Beijing Da Xue Xue Bao. 2009 Dec 18;41(6):635-9.
Sun Y, Liu YQ, Feng GS, Li JY.
Key Laboratory of Carcinogenesis and Translational Research (Ministry of Education), Department of Pathology, Peking University School of Oncology, Beijing Cancer Hospital & Institute, Beijing 100142, China.
OBJECTIVE: To investigate the role of transforming growth factor beta1 (TGFbeta1) in the development of Helicobacter pylori (H.pylori)-associated non-metaplastic atrophic gastritis.

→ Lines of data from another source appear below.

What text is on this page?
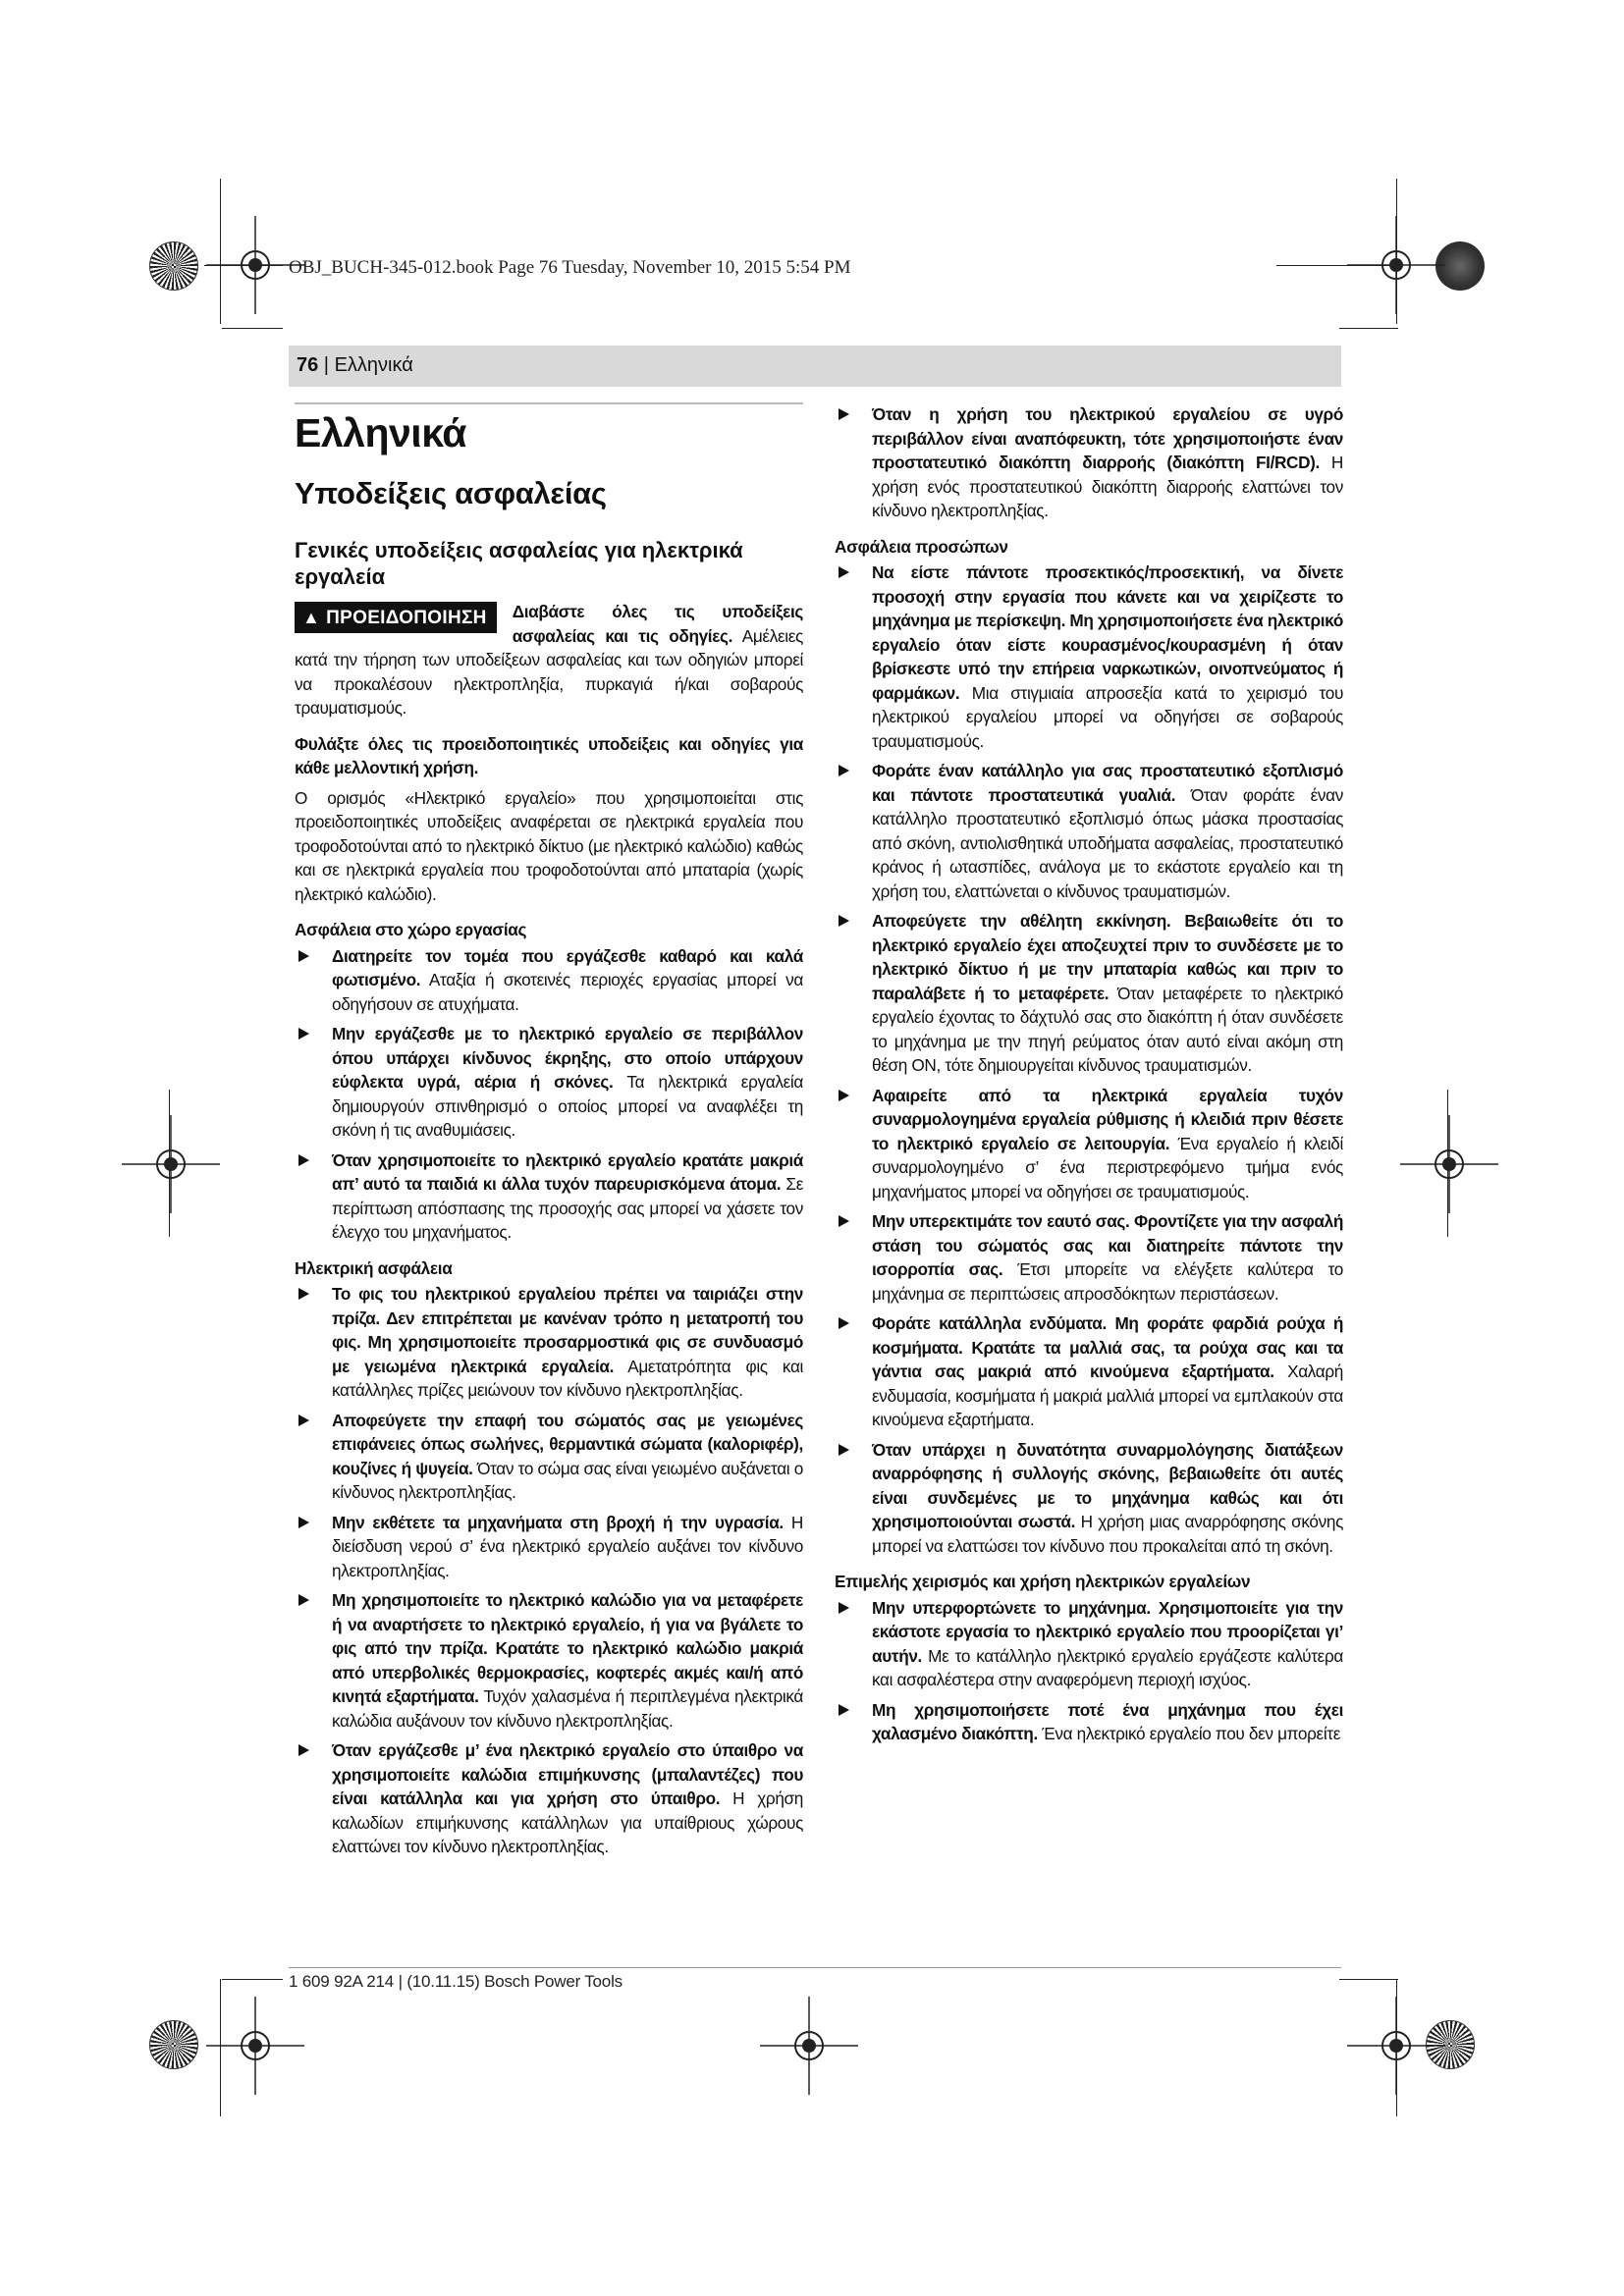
OBJ_BUCH-345-012.book Page 76 Tuesday, November 10, 2015 5:54 PM
76 | Ελληνικά
Ελληνικά
Υποδείξεις ασφαλείας
Γενικές υποδείξεις ασφαλείας για ηλεκτρικά εργαλεία

▲ ΠΡΟΕΙΔΟΠΟΙΗΣΗ	Διαβάστε όλες τις υποδείξεις ασφαλείας και τις οδηγίες. Αμέλειες κατά την τήρηση των υποδείξεων ασφαλείας και των οδηγιών μπορεί να προκαλέσουν ηλεκτροπληξία, πυρκαγιά ή/και σοβαρούς τραυματισμούς.

Φυλάξτε όλες τις προειδοποιητικές υποδείξεις και οδηγίες για κάθε μελλοντική χρήση.

Ο ορισμός «Ηλεκτρικό εργαλείο» που χρησιμοποιείται στις προειδοποιητικές υποδείξεις αναφέρεται σε ηλεκτρικά εργαλεία που τροφοδοτούνται από το ηλεκτρικό δίκτυο (με ηλεκτρικό καλώδιο) καθώς και σε ηλεκτρικά εργαλεία που τροφοδοτούνται από μπαταρία (χωρίς ηλεκτρικό καλώδιο).

Ασφάλεια στο χώρο εργασίας
Διατηρείτε τον τομέα που εργάζεσθε καθαρό και καλά φωτισμένο. Αταξία ή σκοτεινές περιοχές εργασίας μπορεί να οδηγήσουν σε ατυχήματα.
Μην εργάζεσθε με το ηλεκτρικό εργαλείο σε περιβάλλον όπου υπάρχει κίνδυνος έκρηξης, στο οποίο υπάρχουν εύφλεκτα υγρά, αέρια ή σκόνες. Τα ηλεκτρικά εργαλεία δημιουργούν σπινθηρισμό ο οποίος μπορεί να αναφλέξει τη σκόνη ή τις αναθυμιάσεις.
Όταν χρησιμοποιείτε το ηλεκτρικό εργαλείο κρατάτε μακριά απ’ αυτό τα παιδιά κι άλλα τυχόν παρευρισκόμενα άτομα. Σε περίπτωση απόσπασης της προσοχής σας μπορεί να χάσετε τον έλεγχο του μηχανήματος.
Ηλεκτρική ασφάλεια
Το φις του ηλεκτρικού εργαλείου πρέπει να ταιριάζει στην πρίζα. Δεν επιτρέπεται με κανέναν τρόπο η μετατροπή του φις. Μη χρησιμοποιείτε προσαρμοστικά φις σε συνδυασμό με γειωμένα ηλεκτρικά εργαλεία. Αμετατρόπητα φις και κατάλληλες πρίζες μειώνουν τον κίνδυνο ηλεκτροπληξίας.
Αποφεύγετε την επαφή του σώματός σας με γειωμένες επιφάνειες όπως σωλήνες, θερμαντικά σώματα (καλοριφέρ), κουζίνες ή ψυγεία. Όταν το σώμα σας είναι γειωμένο αυξάνεται ο κίνδυνος ηλεκτροπληξίας.
Μην εκθέτετε τα μηχανήματα στη βροχή ή την υγρασία. Η διείσδυση νερού σ’ ένα ηλεκτρικό εργαλείο αυξάνει τον κίνδυνο ηλεκτροπληξίας.
Μη χρησιμοποιείτε το ηλεκτρικό καλώδιο για να μεταφέρετε ή να αναρτήσετε το ηλεκτρικό εργαλείο, ή για να βγάλετε το φις από την πρίζα. Κρατάτε το ηλεκτρικό καλώδιο μακριά από υπερβολικές θερμοκρασίες, κοφτερές ακμές και/ή από κινητά εξαρτήματα. Τυχόν χαλασμένα ή περιπλεγμένα ηλεκτρικά καλώδια αυξάνουν τον κίνδυνο ηλεκτροπληξίας.
Όταν εργάζεσθε μ’ ένα ηλεκτρικό εργαλείο στο ύπαιθρο να χρησιμοποιείτε καλώδια επιμήκυνσης (μπαλαντέζες) που είναι κατάλληλα και για χρήση στο ύπαιθρο. Η χρήση καλωδίων επιμήκυνσης κατάλληλων για υπαίθριους χώρους ελαττώνει τον κίνδυνο ηλεκτροπληξίας.
Όταν η χρήση του ηλεκτρικού εργαλείου σε υγρό περιβάλλον είναι αναπόφευκτη, τότε χρησιμοποιήστε έναν προστατευτικό διακόπτη διαρροής (διακόπτη FI/RCD). Η χρήση ενός προστατευτικού διακόπτη διαρροής ελαττώνει τον κίνδυνο ηλεκτροπληξίας.
Ασφάλεια προσώπων
Να είστε πάντοτε προσεκτικός/προσεκτική, να δίνετε προσοχή στην εργασία που κάνετε και να χειρίζεστε το μηχάνημα με περίσκεψη. Μη χρησιμοποιήσετε ένα ηλεκτρικό εργαλείο όταν είστε κουρασμένος/κουρασμένη ή όταν βρίσκεστε υπό την επήρεια ναρκωτικών, οινοπνεύματος ή φαρμάκων. Μια στιγμιαία απροσεξία κατά το χειρισμό του ηλεκτρικού εργαλείου μπορεί να οδηγήσει σε σοβαρούς τραυματισμούς.
Φοράτε έναν κατάλληλο για σας προστατευτικό εξοπλισμό και πάντοτε προστατευτικά γυαλιά. Όταν φοράτε έναν κατάλληλο προστατευτικό εξοπλισμό όπως μάσκα προστασίας από σκόνη, αντιολισθητικά υποδήματα ασφαλείας, προστατευτικό κράνος ή ωτασπίδες, ανάλογα με το εκάστοτε εργαλείο και τη χρήση του, ελαττώνεται ο κίνδυνος τραυματισμών.
Αποφεύγετε την αθέλητη εκκίνηση. Βεβαιωθείτε ότι το ηλεκτρικό εργαλείο έχει αποζευχτεί πριν το συνδέσετε με το ηλεκτρικό δίκτυο ή με την μπαταρία καθώς και πριν το παραλάβετε ή το μεταφέρετε. Όταν μεταφέρετε το ηλεκτρικό εργαλείο έχοντας το δάχτυλό σας στο διακόπτη ή όταν συνδέσετε το μηχάνημα με την πηγή ρεύματος όταν αυτό είναι ακόμη στη θέση ON, τότε δημιουργείται κίνδυνος τραυματισμών.
Αφαιρείτε από τα ηλεκτρικά εργαλεία τυχόν συναρμολογημένα εργαλεία ρύθμισης ή κλειδιά πριν θέσετε το ηλεκτρικό εργαλείο σε λειτουργία. Ένα εργαλείο ή κλειδί συναρμολογημένο σ’ ένα περιστρεφόμενο τμήμα ενός μηχανήματος μπορεί να οδηγήσει σε τραυματισμούς.
Μην υπερεκτιμάτε τον εαυτό σας. Φροντίζετε για την ασφαλή στάση του σώματός σας και διατηρείτε πάντοτε την ισορροπία σας. Έτσι μπορείτε να ελέγξετε καλύτερα το μηχάνημα σε περιπτώσεις απροσδόκητων περιστάσεων.
Φοράτε κατάλληλα ενδύματα. Μη φοράτε φαρδιά ρούχα ή κοσμήματα. Κρατάτε τα μαλλιά σας, τα ρούχα σας και τα γάντια σας μακριά από κινούμενα εξαρτήματα. Χαλαρή ενδυμασία, κοσμήματα ή μακριά μαλλιά μπορεί να εμπλακούν στα κινούμενα εξαρτήματα.
Όταν υπάρχει η δυνατότητα συναρμολόγησης διατάξεων αναρρόφησης ή συλλογής σκόνης, βεβαιωθείτε ότι αυτές είναι συνδεμένες με το μηχάνημα καθώς και ότι χρησιμοποιούνται σωστά. Η χρήση μιας αναρρόφησης σκόνης μπορεί να ελαττώσει τον κίνδυνο που προκαλείται από τη σκόνη.
Επιμελής χειρισμός και χρήση ηλεκτρικών εργαλείων
Μην υπερφορτώνετε το μηχάνημα. Χρησιμοποιείτε για την εκάστοτε εργασία το ηλεκτρικό εργαλείο που προορίζεται γι’ αυτήν. Με το κατάλληλο ηλεκτρικό εργαλείο εργάζεστε καλύτερα και ασφαλέστερα στην αναφερόμενη περιοχή ισχύος.
Μη χρησιμοποιήσετε ποτέ ένα μηχάνημα που έχει χαλασμένο διακόπτη. Ένα ηλεκτρικό εργαλείο που δεν μπορείτε
1 609 92A 214 | (10.11.15) Bosch Power Tools
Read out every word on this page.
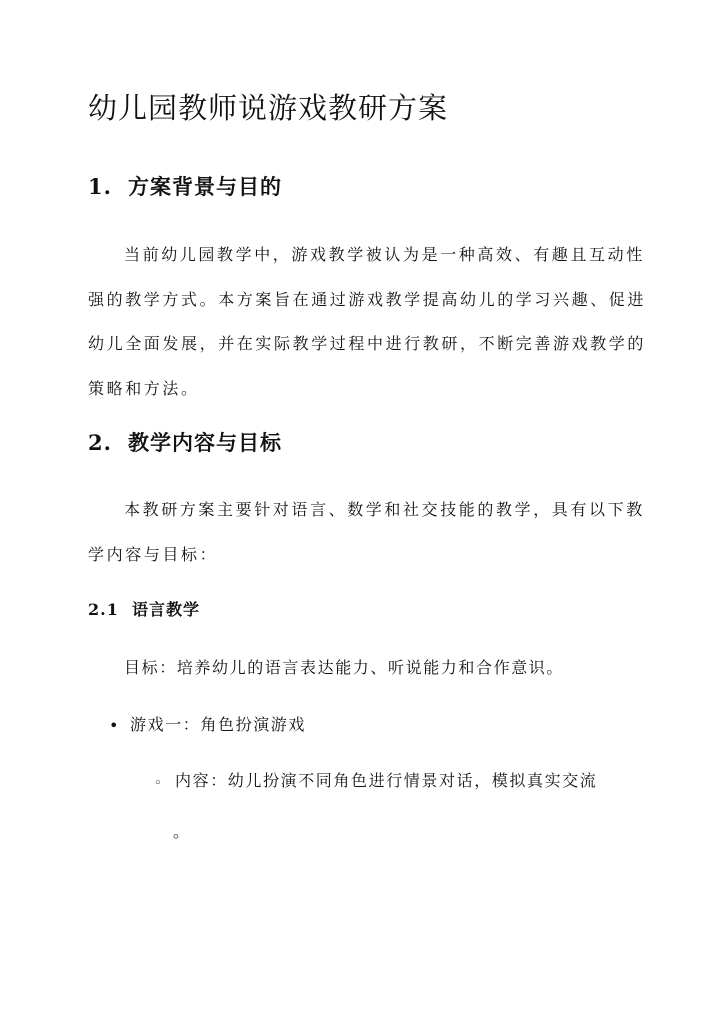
幼儿园教师说游戏教研方案
1. 方案背景与目的

当前幼儿园教学中，游戏教学被认为是一种高效、有趣且互动性强的教学方式。本方案旨在通过游戏教学提高幼儿的学习兴趣、促进幼儿全面发展，并在实际教学过程中进行教研，不断完善游戏教学的策略和方法。

2. 教学内容与目标

本教研方案主要针对语言、数学和社交技能的教学，具有以下教学内容与目标：

2.1 语言教学

目标：培养幼儿的语言表达能力、听说能力和合作意识。

• 游戏一：角色扮演游戏

◦ 内容：幼儿扮演不同角色进行情景对话，模拟真实交流

。
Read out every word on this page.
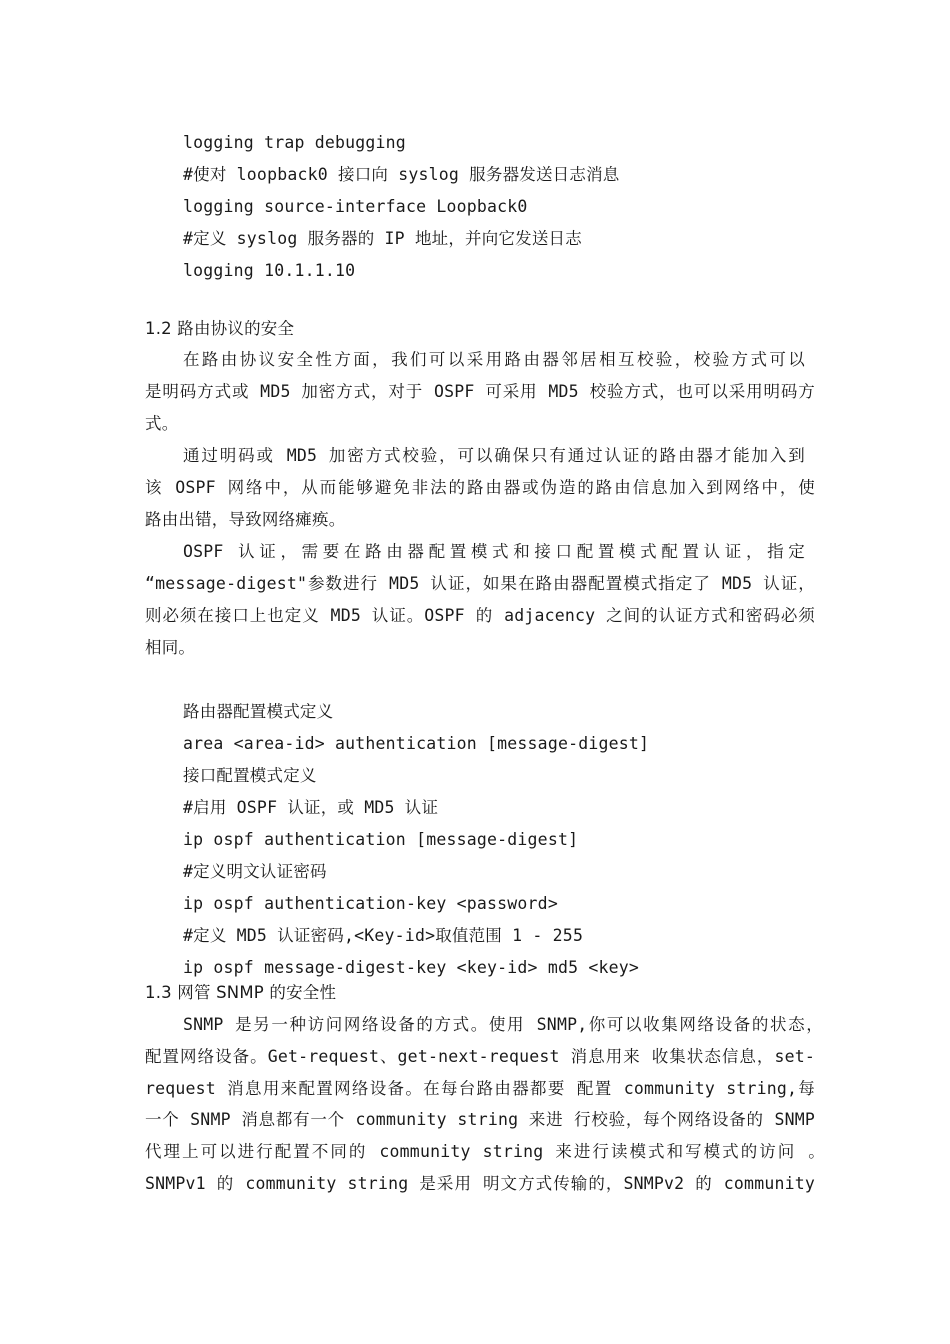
logging trap debugging
#使对 loopback0 接口向 syslog 服务器发送日志消息
logging source-interface Loopback0
#定义 syslog 服务器的 IP 地址，并向它发送日志
logging 10.1.1.10
1.2 路由协议的安全
在路由协议安全性方面，我们可以采用路由器邻居相互校验，校验方式可以
是明码方式或 MD5 加密方式，对于 OSPF 可采用 MD5 校验方式，也可以采用明码方
式。
通过明码或 MD5 加密方式校验，可以确保只有通过认证的路由器才能加入到
该 OSPF 网络中，从而能够避免非法的路由器或伪造的路由信息加入到网络中，使
路由出错，导致网络瘫痪。
OSPF 认证，需要在路由器配置模式和接口配置模式配置认证，指定
“message-digest"参数进行 MD5 认证，如果在路由器配置模式指定了 MD5 认证，
则必须在接口上也定义 MD5 认证。OSPF 的 adjacency 之间的认证方式和密码必须
相同。
路由器配置模式定义
area <area-id> authentication [message-digest]
接口配置模式定义
#启用 OSPF 认证，或 MD5 认证
ip ospf authentication [message-digest]
#定义明文认证密码
ip ospf authentication-key <password>
#定义 MD5 认证密码,<Key-id>取值范围 1 - 255
ip ospf message-digest-key <key-id> md5 <key>
1.3 网管 SNMP 的安全性
SNMP 是另一种访问网络设备的方式。使用 SNMP,你可以收集网络设备的状态，
配置网络设备。Get-request、get-next-request 消息用来 收集状态信息，set-
request 消息用来配置网络设备。在每台路由器都要 配置 community string,每
一个 SNMP 消息都有一个 community string 来进 行校验，每个网络设备的 SNMP
代理上可以进行配置不同的 community string 来进行读模式和写模式的访问 。
SNMPv1 的 community string 是采用 明文方式传输的，SNMPv2 的 community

METHODS: The expressions of TGFbeta1, CD68 and smooth muscle actin(SMA) were detected immunohistochemically in 10 patients with mild non-atrophic gastritis, 30 patients with mild non-metaplastic atrophic gastritis, and 32 patients with severe non-metaplastic atrophic gastritis having H.pylori infecion. Meanwhile, three cases of mild non-atrophic gastritis and 4 cases of severe non-metaplastic atrophic gastritis were observed with electron microscope.
RESULTS: The count of TGFbeta1 positive cells per high-power field (HPF) in severe non-metaplastic atrophic gastritis group (53 +/- 22) was significantly higher than that in mild non-atrophic gastritis group(22+/-9/HPF) and mild non-atrophic gastritis group(0-3/HPF, P<0.01). The count of CD68 positive cells in severe non-metaplastic atrophic gastritis group (23+/-7/HPF) was significantly higher than that in mild non-atrophic gastritis group (13+/-6/HPF) and mild non-atrophic gastritis group(0-3/HPF, P<0.01). Correlation analysis showed that the expressions of TGFbeta1 and CD68 had a moderate correlation in each group (r=0.634, P<0.01; r=0.699, P<0.01). Compared with mild non-atrophic gastritis, SMA-positive myofibroblasts and smooth muscle cells in the lamina propria increased in mild and severe non-metaplastic atrophic gastritis. Ultrastructurally, the proliferation of fibroblasts in gastric lamina propria was observed in mild non-atrophic gastritis, while the proliferation of fibroblasts and presence of myofibroblasts could be observed in mild non-metaplastic atrophic gastritis, and there was a parallel phenomenon between myofibroblasts and fibroblasts, as well as smooth muscle cells.
CONCLUSION: Our findings indicate that TGFbeta1 expression increases with severity of H.pylori- associated non-metaplastic atrophic gastritis, suggesting that TGFbeta1 might play an important role in the development of non-metaplastic atrophic gastritis.